Life As It Is (2002); Director: Marina Razbezhkina
The director, screenwriter and producer became known to an international audience through her feature-length film “Harvest Time”. To date Razbezhkina has made a total of around 30 films, many of which have been screened at international film festivals. She has repeatedly been a guest at DOK Leipzig as well. With this homage DOK Leipzig is honouring the documentary filmmaking by Razbezhkina, who has unfailingly maintained her integrity within the Russian cinematic landscape. Alongside well-known works such as “Life as It Is”, “The Holidays”, or “Another Country”, early gems from the filmmaker can also be seen, films which have hardly run on an international scale until now and have been subtitled especially for DOK Leipzig.
The Holidays (2005); Director: Marina Razbezhkina
The spectrum of Razbezhkina’s film oeuvre ranges from Direct Cinema works to quasi-documentary feature-length films and on to more experimental projects, for instance “End of the Road”. On this excursion to an ethnic group called the Mari in 1991, the year of the attempted coup d’état, while this event of worldwide importance is being broadcast on radio the director is plainly less interested in Gorbachev than in an eerily deserted village and its dormant railroad tracks. Equally set out in the sticks, the film “Life as It Is” devotes itself to a resolute, ageing female protagonist between rides on a tractor, peeling potatoes and studying lonely hearts columns. Against the background of the love songs she hums, the yearnings of everyday life are revealed. In contrast, Razbezhkina’s most well-known documentary entitled “The Holidays” immerses the viewer in the rhythm of a family that copes with its day-to-day life in the midst of the harsh Siberian snowscape.
Shrove Sunday (2013); Director: Dina Barinova
Yet Razbezhkina displays an affection for people not only in her films: she consistently seeks interactive exchange with young filmmakers. As the head of a school for documentary film in Moscow, together with co-founder Mikhail Ugarov she established a significant alternative to VGIK, the state university of cinematography. Razbezhkina persistently stands up to authoritarian and patriarchal structures. With the school and her own studio she has established a trailblazing tradition of Direct Cinema for today’s Russian documentary genre. The homage ushers in this tradition with a programme dedicated to students of her work.

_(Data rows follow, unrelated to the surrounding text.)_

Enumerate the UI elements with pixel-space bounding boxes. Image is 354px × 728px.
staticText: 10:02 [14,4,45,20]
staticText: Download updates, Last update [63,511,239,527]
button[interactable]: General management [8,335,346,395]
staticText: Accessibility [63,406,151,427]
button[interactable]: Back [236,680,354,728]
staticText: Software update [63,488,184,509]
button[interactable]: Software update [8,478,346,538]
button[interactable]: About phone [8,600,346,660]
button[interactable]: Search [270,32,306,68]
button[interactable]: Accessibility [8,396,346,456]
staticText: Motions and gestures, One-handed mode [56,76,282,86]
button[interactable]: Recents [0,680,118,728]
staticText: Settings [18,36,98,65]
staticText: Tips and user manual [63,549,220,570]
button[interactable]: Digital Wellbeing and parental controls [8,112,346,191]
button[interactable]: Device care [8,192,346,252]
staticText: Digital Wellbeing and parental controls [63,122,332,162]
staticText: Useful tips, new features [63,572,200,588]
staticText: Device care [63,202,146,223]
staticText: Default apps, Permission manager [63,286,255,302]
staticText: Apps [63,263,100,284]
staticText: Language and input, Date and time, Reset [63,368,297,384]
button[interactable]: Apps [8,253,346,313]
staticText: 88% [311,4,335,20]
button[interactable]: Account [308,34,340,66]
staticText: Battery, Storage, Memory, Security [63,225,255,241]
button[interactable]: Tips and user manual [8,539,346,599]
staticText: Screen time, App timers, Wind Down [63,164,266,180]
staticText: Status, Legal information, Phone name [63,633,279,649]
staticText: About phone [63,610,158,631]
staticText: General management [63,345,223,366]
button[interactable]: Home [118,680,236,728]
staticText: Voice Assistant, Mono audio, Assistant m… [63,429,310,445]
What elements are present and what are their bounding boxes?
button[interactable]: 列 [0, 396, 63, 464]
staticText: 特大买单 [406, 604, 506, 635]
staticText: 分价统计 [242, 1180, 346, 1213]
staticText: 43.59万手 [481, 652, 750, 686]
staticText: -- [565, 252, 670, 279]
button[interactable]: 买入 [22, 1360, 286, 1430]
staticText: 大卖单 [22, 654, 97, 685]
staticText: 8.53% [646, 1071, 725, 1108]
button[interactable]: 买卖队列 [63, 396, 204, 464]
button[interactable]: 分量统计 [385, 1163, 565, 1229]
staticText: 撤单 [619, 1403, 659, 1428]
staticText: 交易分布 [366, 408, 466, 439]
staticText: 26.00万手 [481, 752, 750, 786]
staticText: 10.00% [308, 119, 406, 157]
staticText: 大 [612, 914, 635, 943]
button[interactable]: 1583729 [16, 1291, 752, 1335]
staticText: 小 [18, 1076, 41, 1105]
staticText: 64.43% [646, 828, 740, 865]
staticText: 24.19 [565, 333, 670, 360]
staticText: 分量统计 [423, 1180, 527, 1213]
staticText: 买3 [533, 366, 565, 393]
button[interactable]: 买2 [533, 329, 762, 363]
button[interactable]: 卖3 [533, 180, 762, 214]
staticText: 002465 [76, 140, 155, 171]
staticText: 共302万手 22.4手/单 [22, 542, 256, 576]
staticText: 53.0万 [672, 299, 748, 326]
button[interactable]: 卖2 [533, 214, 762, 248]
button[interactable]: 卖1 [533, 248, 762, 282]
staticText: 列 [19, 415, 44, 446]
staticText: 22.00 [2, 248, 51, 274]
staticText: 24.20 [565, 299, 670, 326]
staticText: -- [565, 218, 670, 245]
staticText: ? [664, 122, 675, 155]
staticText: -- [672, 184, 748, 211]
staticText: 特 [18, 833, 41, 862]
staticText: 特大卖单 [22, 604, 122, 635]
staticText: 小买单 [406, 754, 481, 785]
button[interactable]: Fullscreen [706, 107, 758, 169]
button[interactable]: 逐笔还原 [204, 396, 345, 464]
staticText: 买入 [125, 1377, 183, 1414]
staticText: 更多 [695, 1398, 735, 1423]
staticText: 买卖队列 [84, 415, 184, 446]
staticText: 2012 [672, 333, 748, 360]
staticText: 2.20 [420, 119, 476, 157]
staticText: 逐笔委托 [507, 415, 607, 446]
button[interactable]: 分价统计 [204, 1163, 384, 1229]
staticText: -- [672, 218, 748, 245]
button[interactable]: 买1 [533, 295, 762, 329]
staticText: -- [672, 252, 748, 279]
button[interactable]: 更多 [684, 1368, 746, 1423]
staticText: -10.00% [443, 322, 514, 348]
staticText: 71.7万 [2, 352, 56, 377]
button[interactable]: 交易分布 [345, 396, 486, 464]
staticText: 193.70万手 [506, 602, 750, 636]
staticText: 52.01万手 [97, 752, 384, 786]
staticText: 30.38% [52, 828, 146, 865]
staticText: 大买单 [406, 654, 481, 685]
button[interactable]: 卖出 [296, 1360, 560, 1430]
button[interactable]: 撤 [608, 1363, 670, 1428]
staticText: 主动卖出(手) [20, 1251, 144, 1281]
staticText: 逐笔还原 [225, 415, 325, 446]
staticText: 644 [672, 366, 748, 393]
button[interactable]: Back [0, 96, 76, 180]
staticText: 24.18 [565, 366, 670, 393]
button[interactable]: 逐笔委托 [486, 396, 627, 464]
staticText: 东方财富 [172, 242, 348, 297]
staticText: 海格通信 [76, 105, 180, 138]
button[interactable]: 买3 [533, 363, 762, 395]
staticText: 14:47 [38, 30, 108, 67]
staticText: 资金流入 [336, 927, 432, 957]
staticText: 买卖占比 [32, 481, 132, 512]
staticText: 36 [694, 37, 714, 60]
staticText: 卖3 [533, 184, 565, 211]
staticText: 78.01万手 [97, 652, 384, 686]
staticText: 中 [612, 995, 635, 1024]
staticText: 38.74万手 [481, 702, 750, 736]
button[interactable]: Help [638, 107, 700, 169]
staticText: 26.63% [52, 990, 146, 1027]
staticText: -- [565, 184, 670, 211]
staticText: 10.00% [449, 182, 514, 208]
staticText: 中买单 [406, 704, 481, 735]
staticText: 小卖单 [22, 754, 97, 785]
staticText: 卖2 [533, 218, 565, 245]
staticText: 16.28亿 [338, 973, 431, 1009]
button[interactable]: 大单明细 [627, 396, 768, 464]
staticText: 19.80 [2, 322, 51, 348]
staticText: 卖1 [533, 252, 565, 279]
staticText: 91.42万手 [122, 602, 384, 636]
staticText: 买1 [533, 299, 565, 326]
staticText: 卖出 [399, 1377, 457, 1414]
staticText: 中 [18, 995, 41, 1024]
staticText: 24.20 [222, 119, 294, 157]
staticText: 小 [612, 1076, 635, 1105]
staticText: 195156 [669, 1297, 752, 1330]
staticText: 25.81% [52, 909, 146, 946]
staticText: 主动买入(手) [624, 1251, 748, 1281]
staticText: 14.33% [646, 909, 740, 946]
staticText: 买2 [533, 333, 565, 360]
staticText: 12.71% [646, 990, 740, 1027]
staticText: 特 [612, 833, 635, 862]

As an active supporter of young talent, it’s only logical that Razbezhkina additionally selects the winning film in the Next Masters Competition at DOK Leipzig. She will also be passing on the experiences she has made in a Master Class. Last of all, Razbezhkina is marking this year’s edition of the festival with a festival trailer she designed especially for DOK Leipzig.
Barbara Wurm, a film scholar and specialist in Slavonic studies, acted as curator for the Homage programme.